The Philadelphia Museum of Art has finally embraced the worldwide appeal of the Rocky Balboa statue, a fictional boxer from South Philadelphia who has become a real-life symbol. For decades, the museum kept a distance from this devotion, but now it is inviting Rocky in with an exhibition titled "Rising Up: Rocky and the Making of Monuments."
The exhibition explores how a fictional fighter became a real-world symbol, placing the statue within the sweep of art history and Philadelphia's identity. It spans over 2,000 years of boxing imagery, tracing a thread of human struggle that helps explain Rocky's enduring pull. The common theme that runs throughout this imagery is that people respond to the body under struggle, a conflict in much the same way today as they did 2,500 years ago. It's not simply about watching two people beat each other up, but about endurance, internal fortitude, and internal struggle.
The statue was left on the steps after filming the Rocky movies, and the museum fought to have it removed. It was eventually relocated to South Philadelphia before returning to the bottom of the steps in 2006. The city owns the spot where the statue sits, not the museum. The museum has had a rocky relationship with the statue, but it took decades to come to terms with it. The statue has become a point of pilgrimage for people around the world, with about 4 million visitors each year, rivaling the nearby Liberty Bell in annual foot traffic.
The exhibition places Rocky in the global boxing fever of the 1970s, featuring works by Keith Haring, Jean-Michel Basquiat, and Andy Warhol, all created during a time when boxing had the world's attention. Sylvester Stallone, in Rocky, was doing the same, thinking about internal and external struggle. Another gallery turns to Philadelphia itself, presenting photographs of the Blue Horizon boxing gym and a section on Joe Frazier, whose real-life story at least partially inspired Rocky.
When the exhibition closes in August, the statue inside will move to a permanent home at the top of the museum's steps, a place it has never officially held. The statue currently outside remains on loan from Stallone. Rocky's longtime spot at the bottom of the steps won't be empty, as a statue of Frazier will replace it.

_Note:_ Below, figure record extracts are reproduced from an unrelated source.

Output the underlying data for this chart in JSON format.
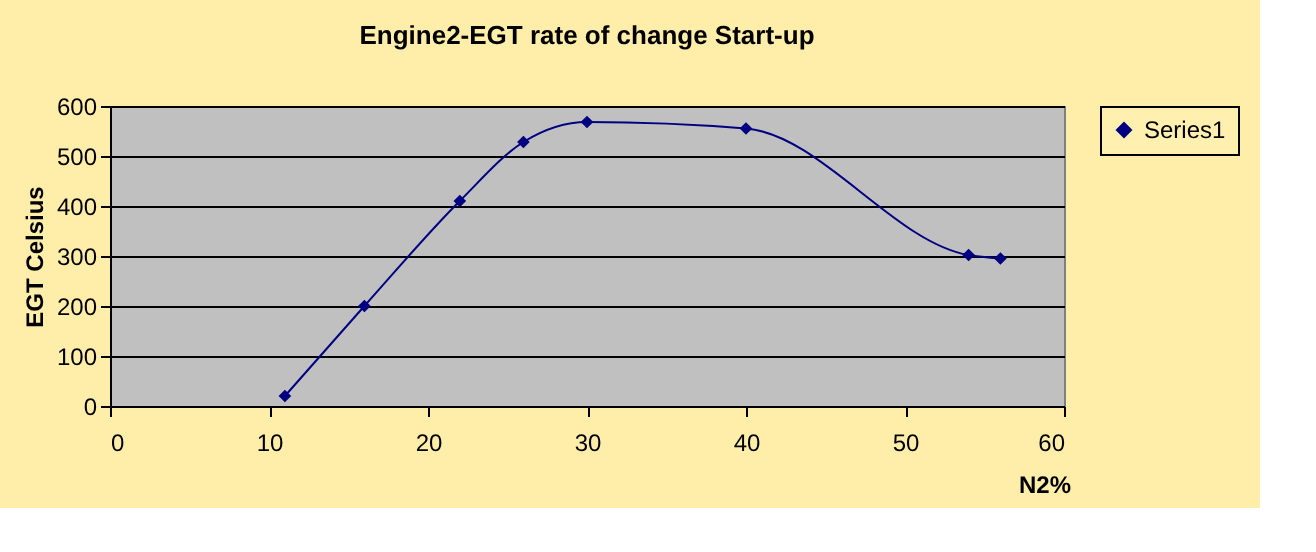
{
  "chart_data": {
    "type": "line",
    "title": "Engine2-EGT rate of change Start-up",
    "xlabel": "N2%",
    "ylabel": "EGT Celsius",
    "x": [
      11,
      16,
      22,
      26,
      30,
      40,
      54,
      56
    ],
    "series": [
      {
        "name": "Series1",
        "color": "#000080",
        "values": [
          20,
          200,
          410,
          528,
          568,
          555,
          302,
          295
        ]
      }
    ],
    "xlim": [
      0,
      60
    ],
    "xticks": [
      0,
      10,
      20,
      30,
      40,
      50,
      60
    ],
    "ylim": [
      0,
      600
    ],
    "yticks": [
      0,
      100,
      200,
      300,
      400,
      500,
      600
    ],
    "grid": "y",
    "legend": "right",
    "marker": "diamond",
    "line_style": "solid"
  }
}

This exhibition is a fascinating exploration of how a fictional character can become a real-world symbol, and how art can reflect and shape our cultural identity. It raises a deeper question about the power of art to transcend its original context and become a part of our collective consciousness. What makes this particularly fascinating is the idea that a statue of a fictional boxer can become a point of pilgrimage for people around the world, inspiring them and connecting them to a larger cultural narrative. In my opinion, this exhibition is a testament to the enduring power of art to inspire and connect people across time and space.